Menurutnya, pencapaian tersebut menjadi fondasi penting bagi penguatan peran Jamkrida NTB Syariah sebagai lembaga penjaminan yang mendukung akses pembiayaan bagi pelaku usaha, khususnya sektor usaha mikro, kecil, dan menengah (UMKM) di NTB.
Ia juga menyampaikan bahwa kesempatan memimpin perusahaan daerah selama hampir delapan tahun merupakan pengalaman berharga dalam perjalanan profesionalnya.
Karier Taufik di Jamkrida NTB dimulai pada 2018 saat dipercaya sebagai Direktur. Jabatan tersebut kembali diembannya pada periode berikutnya hingga akhirnya ditetapkan sebagai Direktur Utama PT Jamkrida NTB Syariah (Perseroda) sejak 2024.
Berdasarkan keputusan RUPS, pemberhentian Taufik berlaku efektif sejak tanggal rapat digelar. Untuk sementara waktu, posisi Direktur Utama akan dijalankan oleh Komisaris Independen Lalu Purnawan sebagai Pelaksana Tugas (Plt).

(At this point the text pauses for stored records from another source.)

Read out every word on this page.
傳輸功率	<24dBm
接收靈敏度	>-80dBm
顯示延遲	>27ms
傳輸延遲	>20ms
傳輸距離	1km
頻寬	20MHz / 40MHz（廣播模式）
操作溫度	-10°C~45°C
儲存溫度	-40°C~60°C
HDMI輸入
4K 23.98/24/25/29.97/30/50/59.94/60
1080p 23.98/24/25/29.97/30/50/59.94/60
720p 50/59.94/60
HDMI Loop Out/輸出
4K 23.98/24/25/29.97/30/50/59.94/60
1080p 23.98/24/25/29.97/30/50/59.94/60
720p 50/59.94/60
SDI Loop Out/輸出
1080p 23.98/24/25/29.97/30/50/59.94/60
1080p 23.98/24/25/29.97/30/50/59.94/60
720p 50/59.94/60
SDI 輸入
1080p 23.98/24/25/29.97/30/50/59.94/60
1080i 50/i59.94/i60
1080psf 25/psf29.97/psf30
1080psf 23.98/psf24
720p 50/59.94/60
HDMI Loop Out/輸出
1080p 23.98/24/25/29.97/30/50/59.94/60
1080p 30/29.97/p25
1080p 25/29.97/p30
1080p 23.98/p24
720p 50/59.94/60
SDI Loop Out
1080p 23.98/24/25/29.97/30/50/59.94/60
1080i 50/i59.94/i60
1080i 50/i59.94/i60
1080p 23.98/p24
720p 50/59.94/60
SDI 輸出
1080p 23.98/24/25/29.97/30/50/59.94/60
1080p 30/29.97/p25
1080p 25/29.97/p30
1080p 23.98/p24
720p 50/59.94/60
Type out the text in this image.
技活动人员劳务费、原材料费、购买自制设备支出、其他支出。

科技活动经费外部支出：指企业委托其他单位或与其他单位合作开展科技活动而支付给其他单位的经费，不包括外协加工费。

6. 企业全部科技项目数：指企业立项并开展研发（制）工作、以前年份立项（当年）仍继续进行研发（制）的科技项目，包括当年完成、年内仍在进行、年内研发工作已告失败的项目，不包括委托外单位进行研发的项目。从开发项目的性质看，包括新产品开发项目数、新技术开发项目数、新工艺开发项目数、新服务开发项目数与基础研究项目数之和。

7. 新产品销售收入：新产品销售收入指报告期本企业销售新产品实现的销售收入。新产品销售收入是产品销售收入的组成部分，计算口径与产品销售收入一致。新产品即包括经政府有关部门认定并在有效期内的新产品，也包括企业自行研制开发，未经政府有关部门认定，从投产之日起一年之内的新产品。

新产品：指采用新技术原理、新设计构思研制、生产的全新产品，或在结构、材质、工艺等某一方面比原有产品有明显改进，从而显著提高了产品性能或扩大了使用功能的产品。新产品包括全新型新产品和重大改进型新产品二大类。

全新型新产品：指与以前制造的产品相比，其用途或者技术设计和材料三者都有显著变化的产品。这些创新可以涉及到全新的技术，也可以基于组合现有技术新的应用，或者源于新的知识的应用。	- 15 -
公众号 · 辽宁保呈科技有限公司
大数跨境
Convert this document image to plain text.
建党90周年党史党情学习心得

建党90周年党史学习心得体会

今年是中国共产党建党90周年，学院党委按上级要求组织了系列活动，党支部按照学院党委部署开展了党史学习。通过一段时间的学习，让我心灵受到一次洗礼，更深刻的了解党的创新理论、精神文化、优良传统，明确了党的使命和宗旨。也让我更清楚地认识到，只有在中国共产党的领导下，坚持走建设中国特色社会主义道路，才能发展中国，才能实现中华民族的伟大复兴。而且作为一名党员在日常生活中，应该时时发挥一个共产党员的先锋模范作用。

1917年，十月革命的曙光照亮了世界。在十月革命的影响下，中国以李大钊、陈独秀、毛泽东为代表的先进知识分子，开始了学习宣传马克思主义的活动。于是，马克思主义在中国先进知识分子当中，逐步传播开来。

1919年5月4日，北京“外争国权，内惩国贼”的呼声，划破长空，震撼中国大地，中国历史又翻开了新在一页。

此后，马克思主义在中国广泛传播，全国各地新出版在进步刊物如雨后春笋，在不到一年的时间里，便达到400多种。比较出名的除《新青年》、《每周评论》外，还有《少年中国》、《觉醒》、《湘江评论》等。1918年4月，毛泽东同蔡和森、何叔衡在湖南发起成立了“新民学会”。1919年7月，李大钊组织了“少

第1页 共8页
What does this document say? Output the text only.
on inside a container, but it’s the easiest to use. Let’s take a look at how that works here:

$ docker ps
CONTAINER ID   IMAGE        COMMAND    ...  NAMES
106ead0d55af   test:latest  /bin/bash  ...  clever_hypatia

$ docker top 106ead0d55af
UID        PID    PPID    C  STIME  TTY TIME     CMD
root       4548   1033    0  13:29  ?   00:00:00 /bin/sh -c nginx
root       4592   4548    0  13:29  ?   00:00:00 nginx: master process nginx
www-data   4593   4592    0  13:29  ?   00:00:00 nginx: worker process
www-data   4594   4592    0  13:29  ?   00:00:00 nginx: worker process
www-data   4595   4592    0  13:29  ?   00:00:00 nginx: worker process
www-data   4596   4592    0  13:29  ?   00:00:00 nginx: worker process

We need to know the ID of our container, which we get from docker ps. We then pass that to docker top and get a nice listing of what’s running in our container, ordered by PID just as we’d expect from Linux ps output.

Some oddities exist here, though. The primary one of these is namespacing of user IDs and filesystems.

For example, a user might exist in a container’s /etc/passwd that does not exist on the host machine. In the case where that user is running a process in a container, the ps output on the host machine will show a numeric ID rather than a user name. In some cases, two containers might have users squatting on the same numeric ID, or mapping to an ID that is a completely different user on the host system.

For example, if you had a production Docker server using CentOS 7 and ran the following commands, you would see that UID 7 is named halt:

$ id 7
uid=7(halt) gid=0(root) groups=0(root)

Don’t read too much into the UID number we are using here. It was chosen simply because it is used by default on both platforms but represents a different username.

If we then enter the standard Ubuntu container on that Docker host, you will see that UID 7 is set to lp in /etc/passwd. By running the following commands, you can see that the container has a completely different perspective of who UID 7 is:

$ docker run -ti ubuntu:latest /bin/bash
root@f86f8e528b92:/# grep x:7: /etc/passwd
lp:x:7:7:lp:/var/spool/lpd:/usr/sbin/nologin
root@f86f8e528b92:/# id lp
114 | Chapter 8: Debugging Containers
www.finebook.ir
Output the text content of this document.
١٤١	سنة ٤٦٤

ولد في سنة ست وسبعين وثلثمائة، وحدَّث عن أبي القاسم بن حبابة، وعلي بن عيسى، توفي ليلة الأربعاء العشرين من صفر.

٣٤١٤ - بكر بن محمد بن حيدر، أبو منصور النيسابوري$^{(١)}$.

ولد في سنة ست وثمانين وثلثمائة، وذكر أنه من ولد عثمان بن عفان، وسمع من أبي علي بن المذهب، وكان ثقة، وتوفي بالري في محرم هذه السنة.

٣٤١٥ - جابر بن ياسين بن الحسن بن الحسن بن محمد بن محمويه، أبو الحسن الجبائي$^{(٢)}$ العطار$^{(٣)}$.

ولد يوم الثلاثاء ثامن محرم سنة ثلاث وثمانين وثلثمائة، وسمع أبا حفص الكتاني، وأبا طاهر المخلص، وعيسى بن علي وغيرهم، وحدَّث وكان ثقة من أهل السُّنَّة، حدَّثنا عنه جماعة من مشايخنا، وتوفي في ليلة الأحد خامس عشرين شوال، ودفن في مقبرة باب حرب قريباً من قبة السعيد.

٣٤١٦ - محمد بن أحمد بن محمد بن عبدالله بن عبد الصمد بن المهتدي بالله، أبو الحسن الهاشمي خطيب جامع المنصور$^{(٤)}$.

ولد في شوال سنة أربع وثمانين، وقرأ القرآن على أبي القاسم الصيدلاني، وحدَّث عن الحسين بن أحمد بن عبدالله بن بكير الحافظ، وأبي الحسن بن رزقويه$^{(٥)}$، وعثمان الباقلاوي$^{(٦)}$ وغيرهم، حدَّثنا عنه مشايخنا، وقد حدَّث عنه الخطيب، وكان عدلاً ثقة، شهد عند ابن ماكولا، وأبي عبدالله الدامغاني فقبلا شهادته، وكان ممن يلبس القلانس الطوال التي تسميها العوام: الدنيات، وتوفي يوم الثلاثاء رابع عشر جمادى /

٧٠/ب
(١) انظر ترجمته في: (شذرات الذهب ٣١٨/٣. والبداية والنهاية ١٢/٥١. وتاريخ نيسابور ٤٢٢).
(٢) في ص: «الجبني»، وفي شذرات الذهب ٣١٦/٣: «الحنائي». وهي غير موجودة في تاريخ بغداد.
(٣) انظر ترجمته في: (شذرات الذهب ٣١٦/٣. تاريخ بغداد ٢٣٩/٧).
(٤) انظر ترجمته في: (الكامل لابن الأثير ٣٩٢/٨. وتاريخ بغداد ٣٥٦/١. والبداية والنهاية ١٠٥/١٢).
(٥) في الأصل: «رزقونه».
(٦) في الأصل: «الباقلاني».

Dalam penjelasan kepada peserta rapat, pemegang saham menilai pergantian kepemimpinan diperlukan untuk memperkuat pengembangan ekosistem keuangan syariah daerah. Langkah tersebut juga dikaitkan dengan upaya meningkatkan sinergi antara Bank NTB Syariah, BPR dan Jamkrida NTB Syariah.
Menutup masa jabatannya, Taufik menyampaikan apresiasi kepada pemerintah daerah, mitra kerja, pelaku usaha, serta seluruh pihak yang selama ini mendukung perjalanan perusahaan. Ia berharap hubungan baik yang telah terjalin dapat terus dipertahankan dan dilanjutkan oleh manajemen baru.
Sementara itu, Kepala Biro Ekonomi dan Administrasi Pembangunan (Ekbang) Setda NTB, Izzudin Mahili, belum memberikan penjelasan terkait keputusan pergantian direksi tersebut.
Saat dimintai konfirmasi, ia mempersilakan awak media untuk meminta keterangan langsung kepada Sekretaris Daerah Provinsi NTB.